Posted on 24 March 2021
By Kinna Kwan

Historian Ambeth Ocampo, who was with us in the first five days of the 2021 Quincentennial Commemorations in the Philippines (2021 QCP) in Guiuan, Eastern Samar, made the following remarks in his regular Inquirer column:

Magellan’s mission was exploration, not colonization, which should rightfully be associated with Miguel Lopez de Legazpi in 1565. Those who criticize the 2021 commemoration of the first circumnavigation as a celebration of colonialism and oppression need to brush up on their textbook history and the Armada de Molucca. (Emphases are mine.)

Guiuan and its islands are using 2021 QCP as a platform to celebrate our ancestors’ kindness and humanity, and, so to speak, our contribution to the first circumnavigation of the world, which is a human achievement that brought about changes in science and spurred globalization.

Derrick Macutay’s The First Contact (2021). Property of the National Historical Commission of the Philippines.

We are not celebrating colonialism. We are not celebrating Magellan. We even removed the mural in Homonhon that featured only the foreigners and replaced it with one that highlighted our dignified ancestors and the skinny crew of the Magellan-Elcano expedition. (Special thanks to muralist Derrick Macutay for lending us his artwork titled, The First Contact, commissioned by the National Historical Commission of the Philippines.) We also changed the title of the commemoration from “Magellan’s Landing” to “Humanity at Homonhon.” We infused our precolonial deities like Makapatag, the supreme god residing in Homonhon, and our own surat binisaya in our educational drives.
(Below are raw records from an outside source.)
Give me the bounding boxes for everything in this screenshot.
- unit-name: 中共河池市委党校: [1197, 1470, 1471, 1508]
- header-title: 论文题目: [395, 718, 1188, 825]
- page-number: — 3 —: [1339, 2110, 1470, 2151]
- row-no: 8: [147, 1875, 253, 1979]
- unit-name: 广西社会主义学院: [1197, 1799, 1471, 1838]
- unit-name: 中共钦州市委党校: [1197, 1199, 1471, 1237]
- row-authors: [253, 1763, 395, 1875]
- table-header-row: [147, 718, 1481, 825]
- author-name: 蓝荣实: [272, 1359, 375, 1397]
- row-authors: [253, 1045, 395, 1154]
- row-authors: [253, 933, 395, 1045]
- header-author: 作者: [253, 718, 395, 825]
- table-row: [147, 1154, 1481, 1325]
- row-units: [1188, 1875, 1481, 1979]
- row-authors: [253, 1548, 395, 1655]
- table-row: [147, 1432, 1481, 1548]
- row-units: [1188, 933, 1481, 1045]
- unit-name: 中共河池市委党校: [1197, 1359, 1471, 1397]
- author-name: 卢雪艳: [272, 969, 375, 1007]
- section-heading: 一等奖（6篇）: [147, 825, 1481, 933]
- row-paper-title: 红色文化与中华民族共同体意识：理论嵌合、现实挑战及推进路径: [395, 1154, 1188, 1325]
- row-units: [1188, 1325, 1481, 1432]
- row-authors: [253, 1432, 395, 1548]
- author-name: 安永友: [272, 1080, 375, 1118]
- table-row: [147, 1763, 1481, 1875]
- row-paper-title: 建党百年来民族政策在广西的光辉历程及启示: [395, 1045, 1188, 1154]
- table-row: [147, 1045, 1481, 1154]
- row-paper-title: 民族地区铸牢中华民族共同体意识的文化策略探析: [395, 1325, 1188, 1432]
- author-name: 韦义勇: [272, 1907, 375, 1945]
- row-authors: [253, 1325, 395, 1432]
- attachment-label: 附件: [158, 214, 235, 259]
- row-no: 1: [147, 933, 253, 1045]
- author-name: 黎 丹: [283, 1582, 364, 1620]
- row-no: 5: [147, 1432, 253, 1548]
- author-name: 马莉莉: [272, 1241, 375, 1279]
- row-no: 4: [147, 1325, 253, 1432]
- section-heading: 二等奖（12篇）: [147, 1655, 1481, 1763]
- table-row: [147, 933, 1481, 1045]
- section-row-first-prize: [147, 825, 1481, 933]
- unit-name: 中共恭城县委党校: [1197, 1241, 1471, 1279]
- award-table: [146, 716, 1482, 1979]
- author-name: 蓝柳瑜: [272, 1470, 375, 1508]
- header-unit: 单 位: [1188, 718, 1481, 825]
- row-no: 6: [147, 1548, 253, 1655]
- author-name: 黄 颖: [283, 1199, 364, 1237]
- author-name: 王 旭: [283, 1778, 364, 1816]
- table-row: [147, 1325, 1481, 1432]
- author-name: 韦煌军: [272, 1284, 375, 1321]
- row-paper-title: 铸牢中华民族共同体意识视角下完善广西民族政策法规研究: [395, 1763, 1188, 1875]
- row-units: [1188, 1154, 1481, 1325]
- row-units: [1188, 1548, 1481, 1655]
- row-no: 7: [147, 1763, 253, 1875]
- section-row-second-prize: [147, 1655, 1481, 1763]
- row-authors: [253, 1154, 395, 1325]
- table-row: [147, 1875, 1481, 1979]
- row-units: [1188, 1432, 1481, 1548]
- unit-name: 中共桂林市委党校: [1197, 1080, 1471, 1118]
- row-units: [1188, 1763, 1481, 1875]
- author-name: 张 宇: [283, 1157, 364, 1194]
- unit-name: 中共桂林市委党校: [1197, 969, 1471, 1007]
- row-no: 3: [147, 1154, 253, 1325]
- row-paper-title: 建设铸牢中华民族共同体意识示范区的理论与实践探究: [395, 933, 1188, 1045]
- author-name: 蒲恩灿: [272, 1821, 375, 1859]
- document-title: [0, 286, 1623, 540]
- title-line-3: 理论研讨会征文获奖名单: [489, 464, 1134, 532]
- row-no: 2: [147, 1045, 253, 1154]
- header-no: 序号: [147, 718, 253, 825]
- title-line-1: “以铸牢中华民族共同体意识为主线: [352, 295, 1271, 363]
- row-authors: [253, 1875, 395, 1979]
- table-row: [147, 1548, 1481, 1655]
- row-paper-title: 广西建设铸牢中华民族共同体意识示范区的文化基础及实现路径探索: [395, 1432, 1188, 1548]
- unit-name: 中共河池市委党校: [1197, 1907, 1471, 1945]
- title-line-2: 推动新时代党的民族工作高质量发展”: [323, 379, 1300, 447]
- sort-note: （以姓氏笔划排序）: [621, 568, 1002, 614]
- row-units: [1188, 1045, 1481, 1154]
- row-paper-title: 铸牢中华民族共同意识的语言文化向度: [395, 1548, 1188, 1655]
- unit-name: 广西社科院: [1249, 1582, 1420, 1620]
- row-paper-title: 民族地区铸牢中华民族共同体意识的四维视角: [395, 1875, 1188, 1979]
National Historical Commission of the Philippines Chairperson and National Quincentennial Committee Executive Director Rene Escalante with the new Homonhon mural as a backdrop. Image courtesy of NHCP.

We are celebrating our own pre-colonial ancestors whom Pigafetta, the chronicler of the Magellan-Elcano expedition, described as kind, pleasant, conversant, honorable, tattooed people who had their own culture, language, belief system, and world view. As a Guiananon, this is my learning from the 2021 QCP in Guiuan—to appreciate our ancestors, oblivious to our very own people, and lack presence in our own history books.

May the 2021 QCP ignited and continuously ignite interest among the people of Guiuan and the rest of the country to discover the world of our pre-colonial ancestors.

 

Kinna Kwan is the Municipal Administrator of Guiuan, Eastern Samar. A Board Member of the Philippine National Historical Society, she was the vice-chairperson of the Guiuan Quincentennial Committee.